Mr Gourlie, who is himself a Muslim, has been working to support fellow members of the multi-ethnic council directly affected by the attack. He has also been involved in events at Dunedin’s Al Huda mosque, and has been meeting the Dunedin City Council.

This is in stark contrast to what he planned to be doing this week, which was enjoying a busy programme of community gathering, celebrations, forums, and talks for Dunedin Race Relations Week, March 16 to 25.

While many events are going ahead as planned, some were changed or cancelled.

“For me, Race Relations Week has taken on an even greater importance, and people should take part if they feel comfortable doing so,” he said.

Saturday’s planned powhiri at Araiteuru Marae became a memorial event, which was attended by about 140 people.

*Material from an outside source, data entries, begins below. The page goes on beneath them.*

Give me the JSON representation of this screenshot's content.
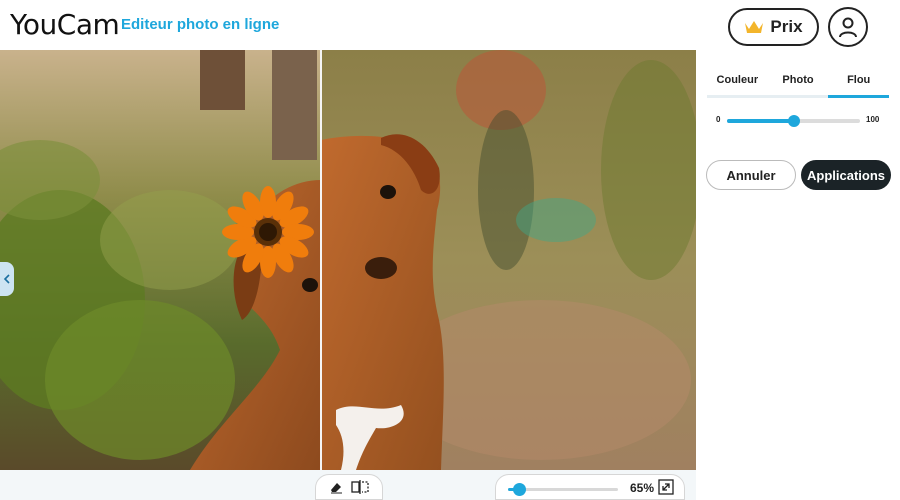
{
  "header": {
    "logo": "YouCam",
    "subtitle": "Editeur photo en ligne",
    "price_label": "Prix",
    "crown_icon": "crown-icon",
    "profile_icon": "user-icon"
  },
  "editor": {
    "image_description_icon": "photo-compare",
    "collapse_icon": "chevron-left-icon"
  },
  "toolbar": {
    "eraser_icon": "eraser-icon",
    "compare_icon": "split-compare-icon",
    "zoom_value": "65%",
    "zoom_fraction": 0.65,
    "fit_icon": "expand-icon"
  },
  "panel": {
    "tabs": [
      {
        "label": "Couleur",
        "active": false
      },
      {
        "label": "Photo",
        "active": false
      },
      {
        "label": "Flou",
        "active": true
      }
    ],
    "slider": {
      "min_label": "0",
      "max_label": "100",
      "value": 50
    },
    "cancel_label": "Annuler",
    "apply_label": "Applications"
  },
  "colors": {
    "accent": "#1ea7dc",
    "dark_button": "#1b2327",
    "crown": "#f3b52b"
  }
}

Tonight’s civic vigil will replace the inaugural Dunedin Race Relations Week forum. A gathering at the peace pole in the Otago Museum Reserve will go ahead at noon to mark International Day for the elimination of racial discrimination.

A forum planned for 1pm will instead become a vigil outside the staff club at the university’s Memorial Bridge.

The Dunedin Race Relations Week closing celebration will be held at Toitu Otago Settlers Museum on Monday.

A community picnic also planned for Monday at Woodhaugh Gardens would no longer be a planned event.

“However, if people want to bring a blanket and their lunch, they are welcome to do so,” he said.